Anyone who's ever played with a laser pointer understands its ability to be used in Morse code operations from pretty impressive distances. Anyone who's ever read about a pilot forced to land a plane or change course because a laser was shone into the cabin understands a laser's range. A new plan from Facebook (News - Alert)'s engineers, discussed in detail in the journal Optica, combines these two points to deliver a novel new concept in Internet access: using laser beams to deliver access to areas once considered too remote for anything but satellite and at staggering speeds.
Laser beams are an attractive media thanks to the range available, the ability to hold a lot of information, and the ability to operate without requiring dedicated spectrum. This along with the sheer versatility of being able to set up data links in areas not on the standard grid. However, there are some problems to using lasers.

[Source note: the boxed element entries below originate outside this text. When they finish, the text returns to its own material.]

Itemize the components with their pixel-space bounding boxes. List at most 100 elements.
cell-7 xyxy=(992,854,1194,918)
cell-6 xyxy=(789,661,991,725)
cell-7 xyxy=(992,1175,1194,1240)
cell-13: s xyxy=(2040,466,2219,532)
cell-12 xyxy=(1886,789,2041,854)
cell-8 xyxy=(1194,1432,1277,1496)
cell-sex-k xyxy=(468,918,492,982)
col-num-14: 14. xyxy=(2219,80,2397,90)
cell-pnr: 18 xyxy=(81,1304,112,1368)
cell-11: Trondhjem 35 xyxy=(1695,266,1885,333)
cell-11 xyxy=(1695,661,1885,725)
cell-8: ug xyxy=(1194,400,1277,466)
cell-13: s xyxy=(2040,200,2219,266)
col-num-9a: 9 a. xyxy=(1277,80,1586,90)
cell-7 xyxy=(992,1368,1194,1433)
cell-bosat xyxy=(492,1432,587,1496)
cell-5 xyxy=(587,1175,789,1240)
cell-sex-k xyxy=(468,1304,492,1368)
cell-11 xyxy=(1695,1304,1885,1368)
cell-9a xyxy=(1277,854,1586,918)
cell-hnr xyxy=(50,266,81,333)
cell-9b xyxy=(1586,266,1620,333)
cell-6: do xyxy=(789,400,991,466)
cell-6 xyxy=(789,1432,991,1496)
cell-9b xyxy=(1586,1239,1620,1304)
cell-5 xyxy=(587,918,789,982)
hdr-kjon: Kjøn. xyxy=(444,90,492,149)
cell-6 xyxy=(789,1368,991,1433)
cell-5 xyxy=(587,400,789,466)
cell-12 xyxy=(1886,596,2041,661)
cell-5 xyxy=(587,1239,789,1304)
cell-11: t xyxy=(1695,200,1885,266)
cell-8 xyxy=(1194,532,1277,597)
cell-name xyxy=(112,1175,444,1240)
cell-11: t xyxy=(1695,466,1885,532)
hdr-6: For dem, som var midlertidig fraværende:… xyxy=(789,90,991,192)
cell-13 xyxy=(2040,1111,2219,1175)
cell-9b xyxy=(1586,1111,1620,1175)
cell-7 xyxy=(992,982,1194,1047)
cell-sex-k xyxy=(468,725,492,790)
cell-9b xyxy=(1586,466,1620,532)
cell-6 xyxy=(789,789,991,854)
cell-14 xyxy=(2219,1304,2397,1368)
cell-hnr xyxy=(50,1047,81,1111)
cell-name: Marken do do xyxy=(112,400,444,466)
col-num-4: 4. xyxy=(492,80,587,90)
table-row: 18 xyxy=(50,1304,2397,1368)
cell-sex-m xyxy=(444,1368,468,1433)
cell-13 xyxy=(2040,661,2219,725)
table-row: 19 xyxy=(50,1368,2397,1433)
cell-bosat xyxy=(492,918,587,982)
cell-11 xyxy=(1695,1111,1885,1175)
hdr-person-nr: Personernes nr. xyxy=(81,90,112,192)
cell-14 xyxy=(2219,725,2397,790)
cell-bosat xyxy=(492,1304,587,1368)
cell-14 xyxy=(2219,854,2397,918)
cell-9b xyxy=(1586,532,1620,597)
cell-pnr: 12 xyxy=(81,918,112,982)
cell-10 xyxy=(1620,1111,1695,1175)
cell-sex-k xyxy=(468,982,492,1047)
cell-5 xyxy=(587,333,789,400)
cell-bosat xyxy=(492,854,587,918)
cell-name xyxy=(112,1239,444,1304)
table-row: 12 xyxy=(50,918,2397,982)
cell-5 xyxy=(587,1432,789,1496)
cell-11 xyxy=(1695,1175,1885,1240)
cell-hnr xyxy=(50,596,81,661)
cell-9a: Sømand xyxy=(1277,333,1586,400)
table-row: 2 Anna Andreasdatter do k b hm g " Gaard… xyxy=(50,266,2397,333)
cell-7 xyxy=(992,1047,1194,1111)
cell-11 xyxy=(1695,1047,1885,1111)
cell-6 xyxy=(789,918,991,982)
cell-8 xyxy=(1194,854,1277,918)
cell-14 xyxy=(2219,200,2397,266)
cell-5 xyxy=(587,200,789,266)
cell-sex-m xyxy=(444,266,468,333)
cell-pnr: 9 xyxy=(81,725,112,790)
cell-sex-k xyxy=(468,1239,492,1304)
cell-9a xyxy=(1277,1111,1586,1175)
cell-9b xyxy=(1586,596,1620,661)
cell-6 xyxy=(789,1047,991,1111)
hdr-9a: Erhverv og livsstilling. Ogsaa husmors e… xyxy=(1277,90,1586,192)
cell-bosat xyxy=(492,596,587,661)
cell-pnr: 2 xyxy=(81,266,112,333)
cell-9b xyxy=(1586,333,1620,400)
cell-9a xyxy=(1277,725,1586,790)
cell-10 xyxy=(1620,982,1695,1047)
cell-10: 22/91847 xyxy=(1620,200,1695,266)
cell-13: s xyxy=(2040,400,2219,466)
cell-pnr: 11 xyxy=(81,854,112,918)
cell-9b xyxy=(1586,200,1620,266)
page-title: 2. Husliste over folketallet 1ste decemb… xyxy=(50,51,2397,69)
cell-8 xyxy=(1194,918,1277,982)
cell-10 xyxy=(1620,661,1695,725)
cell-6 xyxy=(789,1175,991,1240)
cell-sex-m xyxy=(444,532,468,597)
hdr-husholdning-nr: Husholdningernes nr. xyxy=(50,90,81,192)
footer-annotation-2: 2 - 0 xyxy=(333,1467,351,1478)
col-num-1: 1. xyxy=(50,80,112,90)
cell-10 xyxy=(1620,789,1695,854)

The biggest challenge is a combination of two factors: the detectors required to run such a system must be very small, and any beam of light tends to widen as it travels through space. The latter means that the beam can eventually be larger than the detector, and by a fairly wide margin. The light can be focused back down to the proper size with the right optics, but that's an expensive process. Facebook's engineers, meanwhile, seem to have developed a workaround that fixes this.
By using fluorescent materials instead of optics, using organic dye molecules that can absorb blue light and essentially turn it into green light coming out, the new green light can be transferred to a photodetector, letting the fibers serve as a kind of relay to the closer photodetector. As a result, Facebook's engineers are not only achieving speeds of 2.1 gigabits per second, but believe that can be boosted still further if the fibers could absorb infrared light instead of blue.
Some question the impact of clouds and weather on such a product, but considering the bigger picture—where satellite Internet goes down whenever someone so much as looks at the dish funny—this will likely be a relief to rural residents and similar underserved populations that haven't had many options.
In addition, it is hard to imagine someone putting a bandwidth cap on a service like this. And, if it ever becomes possible to get multi-gigabit Internet access to just about anywhere that can generate a line-of-sight connection somehow—up to and including putting the receiver on a big pole—it's going to be a game-changer.
Internet access has sometimes been tough to come by even in the United States, and developments like this may be just the thing to get everyone online relatively inexpensively. It is certainly an interesting technology to keep up on.